Broken leg, destroyed dreams, uncompleted ideas, sleepless nights, evenings full of tears, 2 times culture shock …ESC RUINED my life.
Were you here to hear standard texts like, “ I am so thankful to ESC, because due to this experience I became more creative , I discovered myself in a new way, I made lifelong friends, I learnt many new things and the most important became more European?
Skip reading! Immediately! Are you still here? Then, los geht’s.
Months ago (have never been good at memory) I or more precisely my airplane landed in Schönefeld airport. If you don’t know, Schönefeld is in Berlin, more possibly you know that Berlin is the capital of Germany but hardly you know that Berlin is the capital of my Dreamland. Of course, you don’t know, as you don’t know me and if the title of the article was another one, maybe you would never know.
I broke my leg in the beginning of my ESC, because I fell down from a bike while learning how to ride. Those, who have said ha.. ha… ha and don’t know that in some countries bicycles are not common at all, I want to say ha.. ha..ha. You are lucky, guys. Learning to ride a bike when you are an adult is like learning to speak Chinese, when you are 70. You are right , it is possible , but difficult. Without riding a bike one can live , but without knowing to fall and rise, hardly. I rose and I still can’t ride a bike. I WON. When I feel sure , that my leg is safe, I will try riding a bike again and again, maybe one day you will see me in a championship of bicycle riders or maybe while lying on the street next to a bicycle, but anyway you will see me with this << two-wale monster>>, come to me and say that you also want to know how to enjoy failing. How to be sure that it is me ? From the happiness on my face. I will be happy, because I double Won.
Do you think that leaving my country, my family, all my friends, my studies, good job and youhuuuu the favorite comfort zone was just for fun? Then once again skip reading!
You know what were the first searches on Google that I made? Is fried oil Restmüll? How to understand the difference between Ubahn, Sbahn, train, how to orientate, how to pronounce Schmeterrling? Pretty cool, isn’t it. Let me be honest while running for the trains, crying in the stations, I discovered myself , I discovered myself when lying on the floor shouting because of pain, I saw my friend Rita running to bring ice, I discovered myself when I realized that there are unexpected feelings, that don’t have any names or titles. I discovered myself when due to some situations I realized that I was not really who I thought I was (this was a painful discovery).
Do you want to read that you will have no problems, you will meet just great people, you will never be disappointed and sad? You know what, I don’t want you to skip, honestly, I have opened myself to you, so you are important to me now.
I cried here 8 times (without counting the onion cutting cases). I will speak about two cases. On the way back to home from Italy together with my best friend Janina (I call her Janka) with 0* outside in the darkness, with heavy bags failing to reach any taxi, we were walking to home through a way next to a forest (If you know what this means). It was terribly cold and I was telling Janka that I was not continually crying , that it was just the wind. Now she will read that it was not the wind, it was the happiness. When you sing <<kling glockchen , klingelingeling>> and your lips are trembling , you realize , that just now you are becoming better and stronger . I just cried once again, while reading this to Janka.

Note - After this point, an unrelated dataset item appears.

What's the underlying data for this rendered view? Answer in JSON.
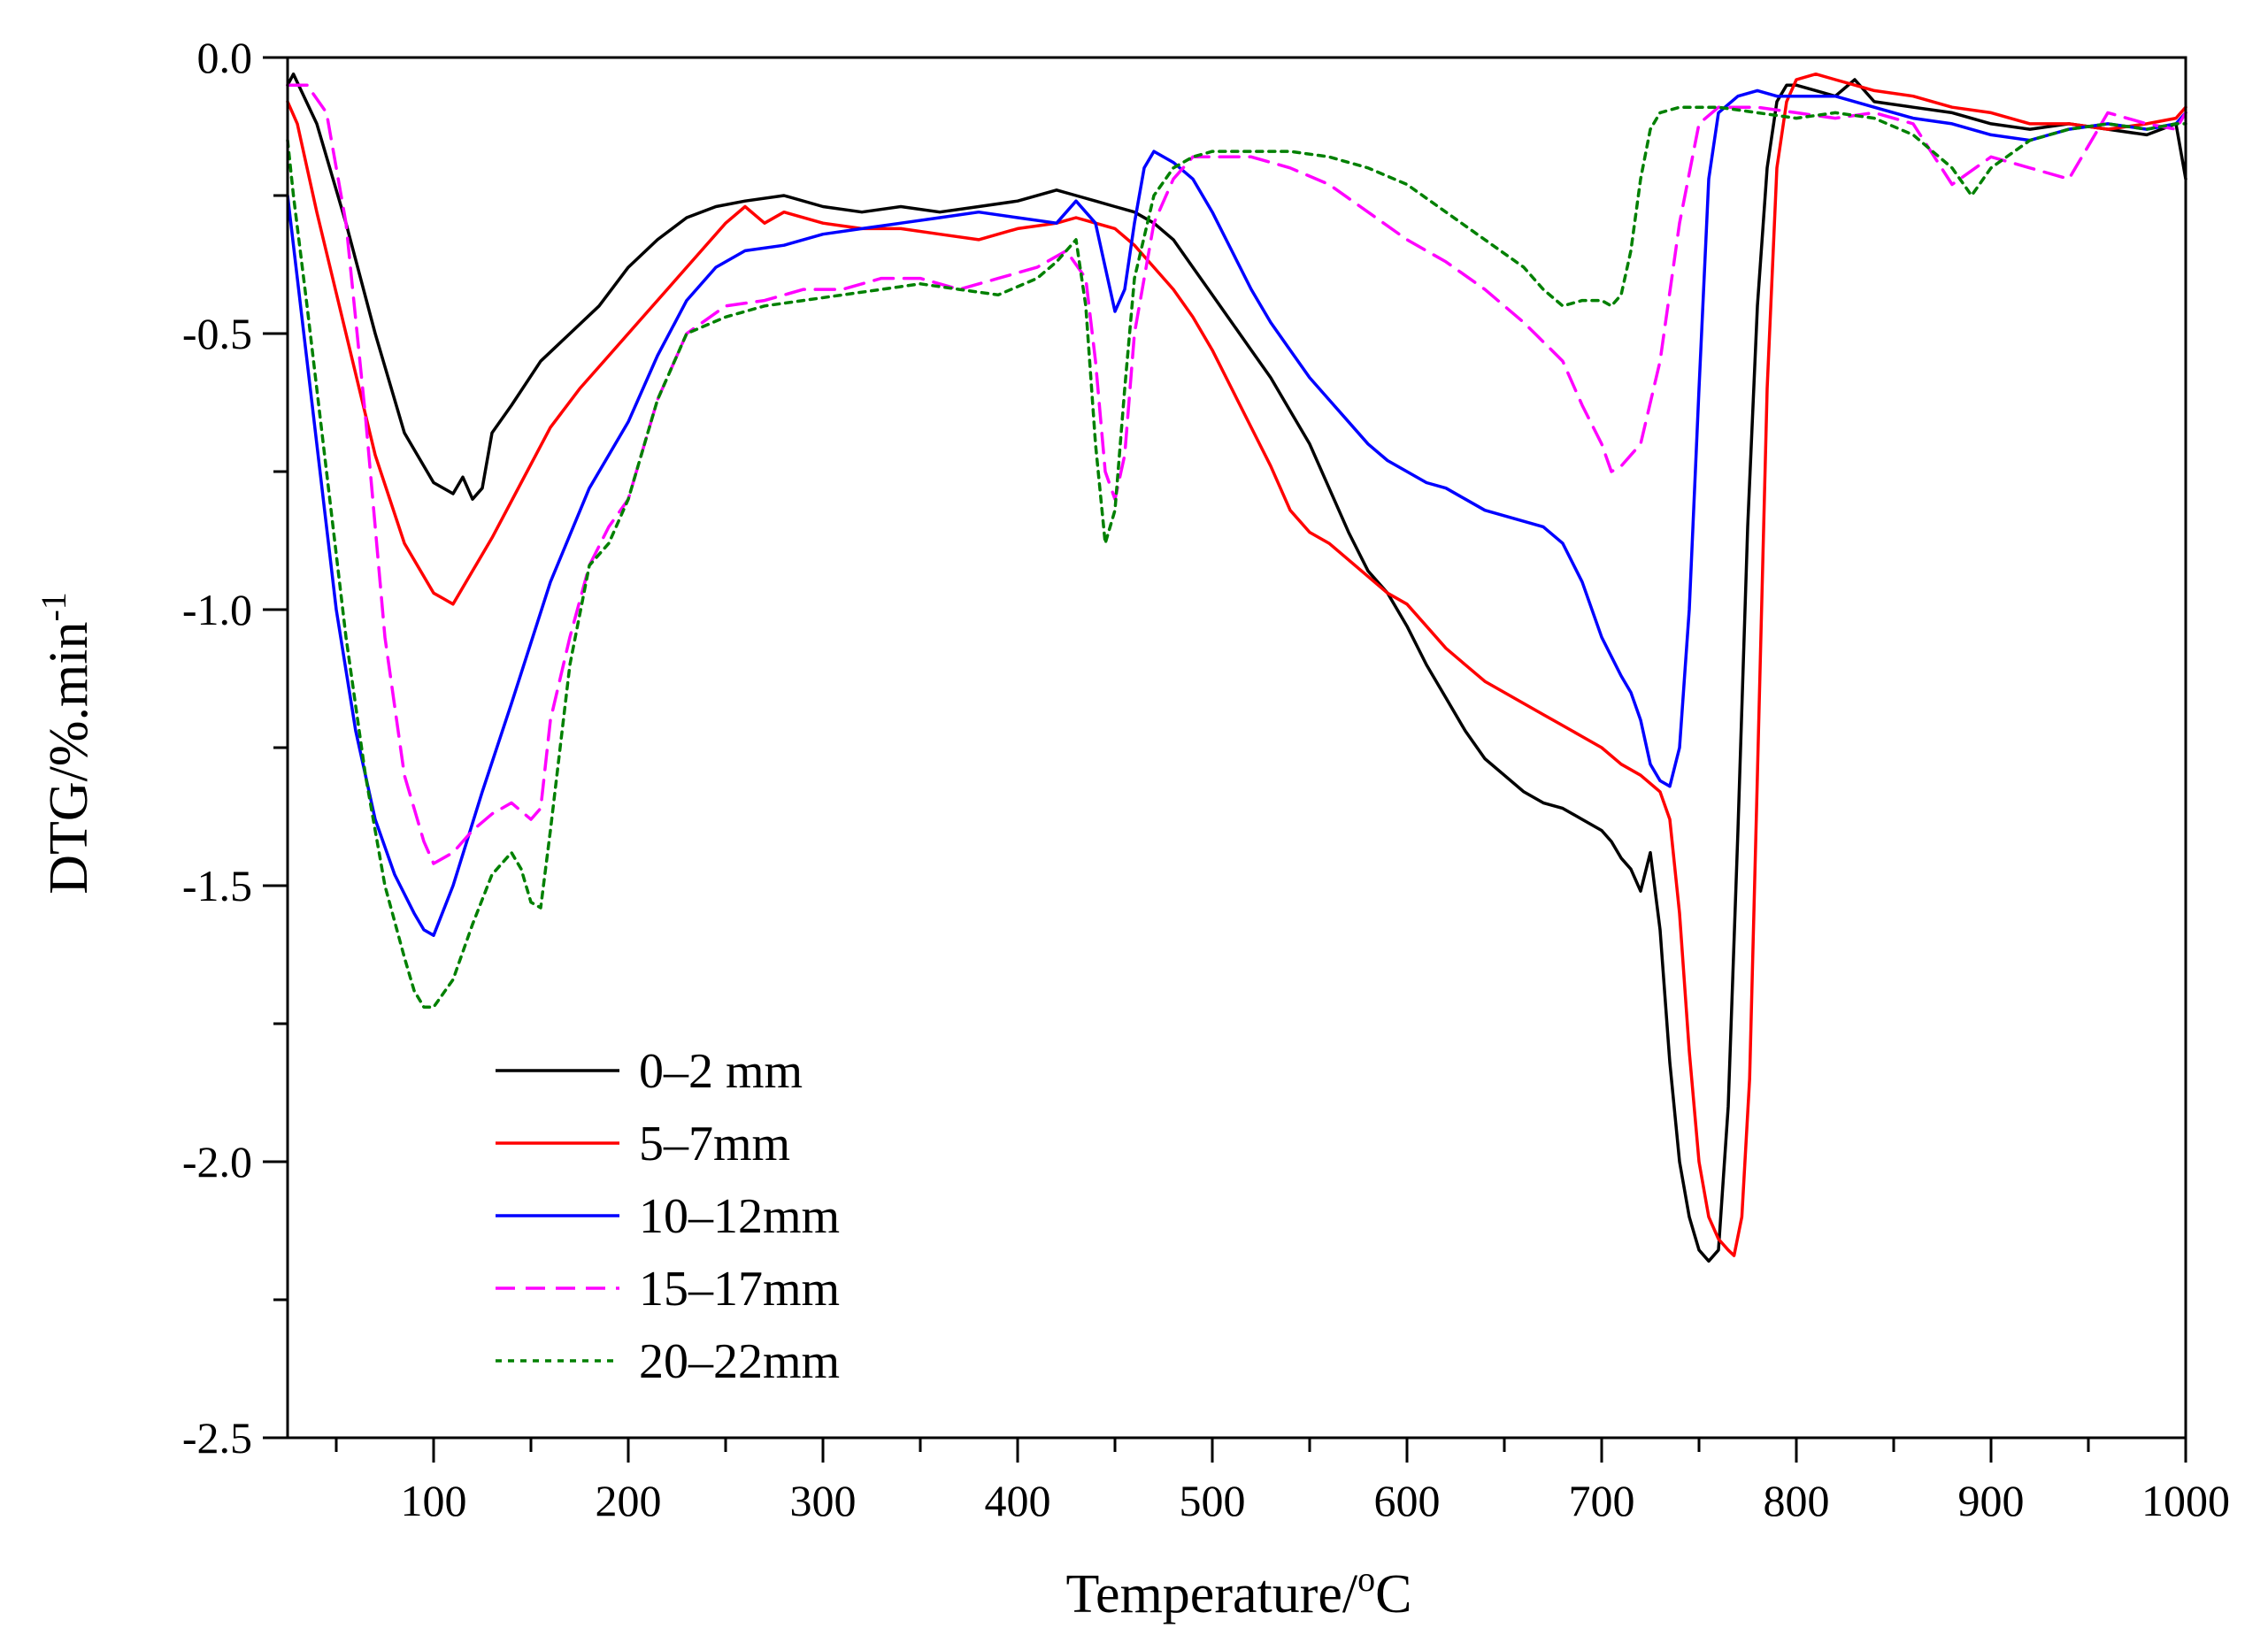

The last << if you want to read>> will be…
Travelling, new friends, foreign languages, new cultures, new skills, new experiences? Why not? I visited more than 15 cities, 4 countries, made amazing friends, finished 5 stories, started 10 new ones, learnt German, improved Russian, get acquainted with Belarusian, Romanian, German, Polish, Italian, Czech, French and many other cultures, I participated in a photo competition with my friend, won it, participated in coolest workshops, gave up bad habits, gained good ones, became punctual ( I am not kidding), improved cooking, baking skills, opened an Instagram account with Janka (WG kitchen and lifestyle, by the way you can follow us): ) and there are yet months waiting to be filled with new experiences…
But my story is not about all this, it is about getting lost in the stations, breaking leg, facing hardships, it is about destroying ideas that you never questioned, destroying dreams that were fakes , as once we were afraid to realize the real ones, it is about ruining our life that was full of fears, stereotypes, complexes to fill it with love, respect, friendship, honesty, strength, ability to fail, emotional intelligence, empathy, support, solidarity and happiness…
And if I say thank you , I say thank you for ruining my life. I say thank you for Janka, Rita, Anna, Rasha, for all my crazy friends and for giving me a chance to know who I was, who I am and who I am striving to be . And I say hey hey, hey , hey what is going on?(Sing this part!).